None of them really change or grow up. Not in a worthy way. What is the point to this book? I really couldn't find one. CHASING HARRY WINSTON is just a bad book. Not only is it shallow and vapid, but the writing itself is appalling.
It's disjointed and lazy. One moment the characters are enjoying (well…) their vacation in Curacao, and just when it gets a bit interesting, BAM!, we're back to Leigh in New York some time later, where she's waiting for a client. It threw me off. Why not finish the Curacao storyline? Why even bring it up if you're not going to follow through with it? The writing is lazy in other aspects as well, an example being that Leigh is at one point in the book referred to by Weisberger as "Leah". Every character (except Adriana, obviously) favors "sweetheart" over any other term of endearment.

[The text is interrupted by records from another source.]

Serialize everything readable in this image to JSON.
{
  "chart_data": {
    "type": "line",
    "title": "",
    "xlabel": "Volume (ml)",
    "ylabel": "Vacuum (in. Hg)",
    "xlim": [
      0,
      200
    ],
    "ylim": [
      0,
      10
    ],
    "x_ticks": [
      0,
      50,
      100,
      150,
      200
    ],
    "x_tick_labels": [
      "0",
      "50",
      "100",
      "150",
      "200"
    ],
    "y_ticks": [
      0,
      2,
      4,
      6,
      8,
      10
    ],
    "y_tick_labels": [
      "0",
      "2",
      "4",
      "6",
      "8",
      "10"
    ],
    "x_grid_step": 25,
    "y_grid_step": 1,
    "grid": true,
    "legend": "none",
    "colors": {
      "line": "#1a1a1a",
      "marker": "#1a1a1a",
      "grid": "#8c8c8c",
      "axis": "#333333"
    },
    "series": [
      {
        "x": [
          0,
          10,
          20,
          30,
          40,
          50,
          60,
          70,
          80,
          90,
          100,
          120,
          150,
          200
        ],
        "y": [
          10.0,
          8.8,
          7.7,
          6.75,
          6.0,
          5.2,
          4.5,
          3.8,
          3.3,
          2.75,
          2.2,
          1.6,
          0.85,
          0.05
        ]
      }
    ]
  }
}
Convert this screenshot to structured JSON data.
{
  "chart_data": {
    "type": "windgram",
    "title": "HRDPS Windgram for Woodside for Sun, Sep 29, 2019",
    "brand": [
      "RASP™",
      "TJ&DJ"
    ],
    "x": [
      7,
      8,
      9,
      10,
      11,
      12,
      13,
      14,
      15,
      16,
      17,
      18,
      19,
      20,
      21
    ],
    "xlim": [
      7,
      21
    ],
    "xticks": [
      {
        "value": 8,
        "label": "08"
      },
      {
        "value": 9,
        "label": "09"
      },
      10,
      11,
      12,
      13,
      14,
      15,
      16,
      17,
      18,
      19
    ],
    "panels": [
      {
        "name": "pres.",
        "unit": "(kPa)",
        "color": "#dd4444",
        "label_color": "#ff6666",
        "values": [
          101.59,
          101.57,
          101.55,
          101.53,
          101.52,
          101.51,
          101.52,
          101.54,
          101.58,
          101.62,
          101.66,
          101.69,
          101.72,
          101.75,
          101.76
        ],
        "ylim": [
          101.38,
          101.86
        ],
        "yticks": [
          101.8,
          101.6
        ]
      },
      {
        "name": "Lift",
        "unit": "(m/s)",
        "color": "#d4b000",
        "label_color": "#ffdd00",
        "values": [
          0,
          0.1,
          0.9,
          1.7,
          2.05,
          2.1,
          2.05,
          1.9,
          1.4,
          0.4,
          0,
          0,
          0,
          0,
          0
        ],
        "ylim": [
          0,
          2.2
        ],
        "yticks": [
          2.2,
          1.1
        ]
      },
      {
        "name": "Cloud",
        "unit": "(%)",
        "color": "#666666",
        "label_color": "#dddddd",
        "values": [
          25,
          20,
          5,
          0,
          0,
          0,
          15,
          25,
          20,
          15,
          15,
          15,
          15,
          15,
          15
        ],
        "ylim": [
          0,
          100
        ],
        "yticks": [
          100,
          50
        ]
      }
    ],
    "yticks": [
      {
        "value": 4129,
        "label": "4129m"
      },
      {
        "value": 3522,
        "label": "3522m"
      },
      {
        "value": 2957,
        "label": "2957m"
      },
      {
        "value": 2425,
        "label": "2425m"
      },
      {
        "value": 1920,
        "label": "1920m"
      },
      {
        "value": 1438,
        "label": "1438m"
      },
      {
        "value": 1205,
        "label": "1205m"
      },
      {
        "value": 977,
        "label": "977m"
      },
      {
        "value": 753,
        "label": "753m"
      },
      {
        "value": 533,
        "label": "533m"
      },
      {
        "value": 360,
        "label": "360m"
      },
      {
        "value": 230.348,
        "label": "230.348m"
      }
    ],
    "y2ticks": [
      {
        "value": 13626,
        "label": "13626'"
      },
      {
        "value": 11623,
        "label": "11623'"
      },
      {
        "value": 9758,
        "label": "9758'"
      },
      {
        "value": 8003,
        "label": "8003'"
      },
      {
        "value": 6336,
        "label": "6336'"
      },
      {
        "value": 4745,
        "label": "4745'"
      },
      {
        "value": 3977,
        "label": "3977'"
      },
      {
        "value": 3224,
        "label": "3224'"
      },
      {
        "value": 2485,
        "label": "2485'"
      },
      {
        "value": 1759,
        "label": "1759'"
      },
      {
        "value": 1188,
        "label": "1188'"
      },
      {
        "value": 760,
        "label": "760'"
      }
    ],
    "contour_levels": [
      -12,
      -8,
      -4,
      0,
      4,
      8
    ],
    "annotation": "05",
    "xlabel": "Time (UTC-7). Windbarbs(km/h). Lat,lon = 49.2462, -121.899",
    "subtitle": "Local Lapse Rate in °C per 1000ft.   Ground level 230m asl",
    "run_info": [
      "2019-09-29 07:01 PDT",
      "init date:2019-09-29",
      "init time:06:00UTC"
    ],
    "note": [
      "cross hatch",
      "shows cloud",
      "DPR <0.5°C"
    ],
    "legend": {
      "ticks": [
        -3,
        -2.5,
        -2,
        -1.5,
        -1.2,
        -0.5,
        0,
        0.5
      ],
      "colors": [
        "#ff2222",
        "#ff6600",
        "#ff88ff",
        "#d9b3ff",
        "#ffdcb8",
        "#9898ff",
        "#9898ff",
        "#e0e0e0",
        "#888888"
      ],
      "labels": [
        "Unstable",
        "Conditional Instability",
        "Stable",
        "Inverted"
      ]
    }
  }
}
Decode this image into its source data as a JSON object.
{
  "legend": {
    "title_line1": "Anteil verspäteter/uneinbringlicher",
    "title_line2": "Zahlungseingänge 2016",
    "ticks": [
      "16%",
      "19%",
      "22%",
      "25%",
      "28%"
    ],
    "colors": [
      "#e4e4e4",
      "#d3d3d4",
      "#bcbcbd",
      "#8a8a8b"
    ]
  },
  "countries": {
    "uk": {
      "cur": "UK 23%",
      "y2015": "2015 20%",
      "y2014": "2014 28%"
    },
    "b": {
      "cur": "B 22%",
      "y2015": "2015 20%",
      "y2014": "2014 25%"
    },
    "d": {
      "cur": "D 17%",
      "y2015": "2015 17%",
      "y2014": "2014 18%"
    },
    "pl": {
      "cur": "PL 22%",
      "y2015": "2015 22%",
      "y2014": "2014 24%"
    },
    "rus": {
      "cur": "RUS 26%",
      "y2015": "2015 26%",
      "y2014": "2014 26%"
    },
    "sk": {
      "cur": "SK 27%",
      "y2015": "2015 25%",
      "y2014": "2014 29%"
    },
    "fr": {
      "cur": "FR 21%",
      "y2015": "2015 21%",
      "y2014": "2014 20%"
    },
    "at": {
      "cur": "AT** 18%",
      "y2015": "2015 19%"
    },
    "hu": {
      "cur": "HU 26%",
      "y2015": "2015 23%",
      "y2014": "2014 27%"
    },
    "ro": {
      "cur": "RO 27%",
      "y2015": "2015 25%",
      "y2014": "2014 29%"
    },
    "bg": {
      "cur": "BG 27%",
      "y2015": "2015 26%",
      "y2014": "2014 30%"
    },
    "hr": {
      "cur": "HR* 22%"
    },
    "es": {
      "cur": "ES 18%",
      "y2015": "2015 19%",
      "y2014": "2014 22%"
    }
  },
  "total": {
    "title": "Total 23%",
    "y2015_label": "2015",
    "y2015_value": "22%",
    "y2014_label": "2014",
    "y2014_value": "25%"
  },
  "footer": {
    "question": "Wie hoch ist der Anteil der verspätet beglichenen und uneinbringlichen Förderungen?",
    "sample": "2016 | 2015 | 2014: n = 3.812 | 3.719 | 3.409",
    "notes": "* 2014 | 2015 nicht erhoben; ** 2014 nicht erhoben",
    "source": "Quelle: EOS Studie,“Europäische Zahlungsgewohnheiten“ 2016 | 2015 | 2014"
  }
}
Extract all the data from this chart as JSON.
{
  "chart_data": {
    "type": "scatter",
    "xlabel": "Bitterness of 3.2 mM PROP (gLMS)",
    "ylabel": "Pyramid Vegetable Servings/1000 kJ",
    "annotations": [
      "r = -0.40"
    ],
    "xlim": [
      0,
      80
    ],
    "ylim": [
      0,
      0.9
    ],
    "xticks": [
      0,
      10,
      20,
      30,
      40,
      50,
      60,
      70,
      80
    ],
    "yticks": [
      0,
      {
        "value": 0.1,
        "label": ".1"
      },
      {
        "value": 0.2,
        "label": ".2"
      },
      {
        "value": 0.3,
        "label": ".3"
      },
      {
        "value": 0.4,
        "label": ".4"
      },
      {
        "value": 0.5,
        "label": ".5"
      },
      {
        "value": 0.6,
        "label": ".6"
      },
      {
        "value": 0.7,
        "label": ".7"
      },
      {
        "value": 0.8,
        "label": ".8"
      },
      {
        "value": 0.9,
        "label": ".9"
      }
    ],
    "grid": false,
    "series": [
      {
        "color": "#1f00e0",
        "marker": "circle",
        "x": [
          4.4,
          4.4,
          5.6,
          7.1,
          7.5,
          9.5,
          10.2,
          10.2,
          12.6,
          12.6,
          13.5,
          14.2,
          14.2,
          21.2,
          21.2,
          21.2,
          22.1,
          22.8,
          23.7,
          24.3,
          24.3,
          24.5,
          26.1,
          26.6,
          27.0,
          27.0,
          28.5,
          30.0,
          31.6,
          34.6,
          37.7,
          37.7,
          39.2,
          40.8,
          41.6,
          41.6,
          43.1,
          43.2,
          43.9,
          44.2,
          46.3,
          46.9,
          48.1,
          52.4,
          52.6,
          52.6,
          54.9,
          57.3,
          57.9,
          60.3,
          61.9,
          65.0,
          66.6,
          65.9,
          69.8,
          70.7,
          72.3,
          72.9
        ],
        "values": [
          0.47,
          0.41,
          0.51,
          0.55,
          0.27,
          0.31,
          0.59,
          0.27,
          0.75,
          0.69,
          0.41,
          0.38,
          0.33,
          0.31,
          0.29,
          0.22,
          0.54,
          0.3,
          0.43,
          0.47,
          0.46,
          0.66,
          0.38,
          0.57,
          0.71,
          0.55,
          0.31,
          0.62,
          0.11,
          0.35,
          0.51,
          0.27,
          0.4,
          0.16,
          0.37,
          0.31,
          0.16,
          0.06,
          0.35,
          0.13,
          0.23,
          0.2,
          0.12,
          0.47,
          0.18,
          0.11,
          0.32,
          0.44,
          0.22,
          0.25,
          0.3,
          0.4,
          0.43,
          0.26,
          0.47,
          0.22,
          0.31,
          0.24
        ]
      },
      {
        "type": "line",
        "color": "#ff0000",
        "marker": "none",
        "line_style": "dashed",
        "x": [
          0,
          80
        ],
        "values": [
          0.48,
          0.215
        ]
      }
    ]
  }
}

Why did I even finish this book? Because I didn't want to abandon yet another one.
I liked THE DEVIL WEARS PRADA and enjoyed EVERYONE WORTH KNOWING, and I'll stand by my reviews of each. But I'm tired of Weisberger's attitude. Hanging out and playing poker with mechanics (p. 156) is somehow beneath the fabulous life of limos and movie stars and fame. Emmy's either a prude or a whore. There's the typical idea that women should spend hours daily blow-drying their locks. (I'm sorry, but ughhhh, the vanity in this book.) Otis the parrot is apparently too fat and needs to have a makeover. (No joke. This is actually in the book.)
And finally, Weisberger completely offends Rosie O'Donnell, stating that in a Who Wore it Better? stand-off, there wasn't even a 0% to 100% outcome when comparing Rosie O'Donnell, who in my opinion is fucking FABULOUS, to Petra Nemcova, a supermodel (Weisberger clearly insinuating that it should have been 0 to 100). See? Shallow. Okay. I got one for you.
Who Wrote it Better?
Candace Bushnell, 100% – Lauren Weisberger, 0%.